その後二人は他愛もない話をして、この初めての対談を楽しんだ。真夜中を過ぎて、時計が午前1時の鐘を打つと、彼は内ポケットに入れていた携帯端末がメールを受信したのを感じた。きっと幼馴染の少女が仕事を終えたのだろう。彼女は彼がこんな時間まで外出していることを快く思わないだろうから、そろそろ家に帰っておいたほうが得策だった。流華に暇を告げると、それでは、と流華は彼の車椅子を押して店の外まで出してくれた。
「今日はありがとう。

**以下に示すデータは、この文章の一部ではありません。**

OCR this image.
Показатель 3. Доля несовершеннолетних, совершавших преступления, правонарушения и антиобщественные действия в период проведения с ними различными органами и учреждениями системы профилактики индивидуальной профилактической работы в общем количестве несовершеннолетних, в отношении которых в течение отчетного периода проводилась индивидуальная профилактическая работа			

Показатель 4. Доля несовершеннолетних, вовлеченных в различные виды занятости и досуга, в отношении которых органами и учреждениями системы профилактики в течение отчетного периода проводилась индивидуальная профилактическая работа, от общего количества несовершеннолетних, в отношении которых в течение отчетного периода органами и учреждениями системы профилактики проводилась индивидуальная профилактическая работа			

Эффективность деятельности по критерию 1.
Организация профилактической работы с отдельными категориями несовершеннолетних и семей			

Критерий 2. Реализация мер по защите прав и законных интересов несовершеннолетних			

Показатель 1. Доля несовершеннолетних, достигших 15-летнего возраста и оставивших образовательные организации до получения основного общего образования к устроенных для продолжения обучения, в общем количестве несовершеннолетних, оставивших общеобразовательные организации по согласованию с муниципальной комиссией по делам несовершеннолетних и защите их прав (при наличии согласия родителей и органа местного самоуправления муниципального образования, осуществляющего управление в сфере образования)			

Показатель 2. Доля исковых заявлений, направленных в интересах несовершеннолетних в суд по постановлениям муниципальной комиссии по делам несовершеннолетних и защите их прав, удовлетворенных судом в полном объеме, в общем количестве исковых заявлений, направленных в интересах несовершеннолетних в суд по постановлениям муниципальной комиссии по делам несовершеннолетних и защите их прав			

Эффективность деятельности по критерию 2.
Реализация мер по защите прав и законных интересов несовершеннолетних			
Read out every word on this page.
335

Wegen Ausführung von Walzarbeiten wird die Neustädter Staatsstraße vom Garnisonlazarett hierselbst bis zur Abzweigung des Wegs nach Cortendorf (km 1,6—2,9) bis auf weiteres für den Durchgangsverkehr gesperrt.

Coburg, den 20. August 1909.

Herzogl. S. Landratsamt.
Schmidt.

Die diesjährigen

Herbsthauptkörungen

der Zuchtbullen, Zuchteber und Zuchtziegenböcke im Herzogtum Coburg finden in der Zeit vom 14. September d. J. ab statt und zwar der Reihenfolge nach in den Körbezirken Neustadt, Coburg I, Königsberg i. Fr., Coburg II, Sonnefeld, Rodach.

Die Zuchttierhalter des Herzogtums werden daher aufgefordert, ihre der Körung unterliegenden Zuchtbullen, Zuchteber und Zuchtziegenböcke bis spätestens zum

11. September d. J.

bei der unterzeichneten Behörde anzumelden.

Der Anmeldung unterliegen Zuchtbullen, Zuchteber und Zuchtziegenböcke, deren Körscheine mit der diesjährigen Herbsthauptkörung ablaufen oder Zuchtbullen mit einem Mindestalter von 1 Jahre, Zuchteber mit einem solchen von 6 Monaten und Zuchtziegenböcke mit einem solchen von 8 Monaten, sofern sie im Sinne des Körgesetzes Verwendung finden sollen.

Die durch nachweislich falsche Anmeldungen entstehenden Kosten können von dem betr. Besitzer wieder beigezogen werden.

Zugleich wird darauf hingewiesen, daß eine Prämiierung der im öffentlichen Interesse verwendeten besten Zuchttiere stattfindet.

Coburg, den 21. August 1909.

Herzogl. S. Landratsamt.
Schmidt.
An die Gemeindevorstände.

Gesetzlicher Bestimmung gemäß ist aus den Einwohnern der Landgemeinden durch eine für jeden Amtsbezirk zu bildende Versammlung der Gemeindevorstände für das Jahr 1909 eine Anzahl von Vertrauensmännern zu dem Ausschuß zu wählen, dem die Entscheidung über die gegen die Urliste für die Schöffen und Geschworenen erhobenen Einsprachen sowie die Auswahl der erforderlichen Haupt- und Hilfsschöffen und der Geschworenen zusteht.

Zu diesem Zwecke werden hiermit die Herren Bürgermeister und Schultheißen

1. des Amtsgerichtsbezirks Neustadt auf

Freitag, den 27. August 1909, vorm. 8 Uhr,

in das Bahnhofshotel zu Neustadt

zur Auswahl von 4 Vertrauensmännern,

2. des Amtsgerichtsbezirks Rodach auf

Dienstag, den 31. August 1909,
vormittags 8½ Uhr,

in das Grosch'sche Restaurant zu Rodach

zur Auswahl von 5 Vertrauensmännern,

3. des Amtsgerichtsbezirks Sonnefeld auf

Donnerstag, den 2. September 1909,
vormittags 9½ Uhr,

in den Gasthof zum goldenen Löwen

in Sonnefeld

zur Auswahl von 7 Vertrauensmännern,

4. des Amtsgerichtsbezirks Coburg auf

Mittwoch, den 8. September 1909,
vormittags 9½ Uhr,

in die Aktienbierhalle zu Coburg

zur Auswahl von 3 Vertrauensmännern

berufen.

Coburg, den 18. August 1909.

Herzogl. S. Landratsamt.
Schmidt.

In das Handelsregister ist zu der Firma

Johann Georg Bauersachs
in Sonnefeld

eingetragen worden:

楽しかった」
予想以上に、と彼は心の中で続けた。
「僕もです。あぁ……、これ、お持ち下さい。時々油を差して、動かすだけで十分ですから」
そう言って差し出されたのは、あの銀黒色の懐中時計だった。鍵は彼の胸ポケットに入っている。時計など彼には不要なので、今まで腕時計も持ったことがなかった。しかし、今日の奇妙な偶合の記念にでもしようかと彼は思った。思わずあの時計の鼓動に安心感を得たことを思い出すと、決して悪い買い物ではない。
「それでは買い取るよ。これも何かの縁だろう」
彼がそう言うと、流華は微笑みながらも彼の手に懐中時計を握らせた。
「いいえ。お持ち下さい。買い取った値段と修理代を足しても、貴方から紹介された仕事で得たお金の十分の一にもなりませんから」
彼は流華の顔を見た。相変わらず笑顔だけれども、金を払うと言っても聞きそうにない顔だった。彼はしばらくの逡巡の後、その時計を握り締めて頷いた。
「……分かった、頂こう」
彼はその時計を受け取って、車椅子を反転させるとタクシーを拾える大通りに向かって走っていった。その背に、流華の声が静かに放たれた。
「ありがとうございました。お気を付けて」
それは彼に向けられているようで、彼のものとなった懐中時計に向けられているようでもあった。彼は去り際にちらりと流華の心を覗いたけれど、チャットの時同様、流華の心は彼の能力を退けたのだった。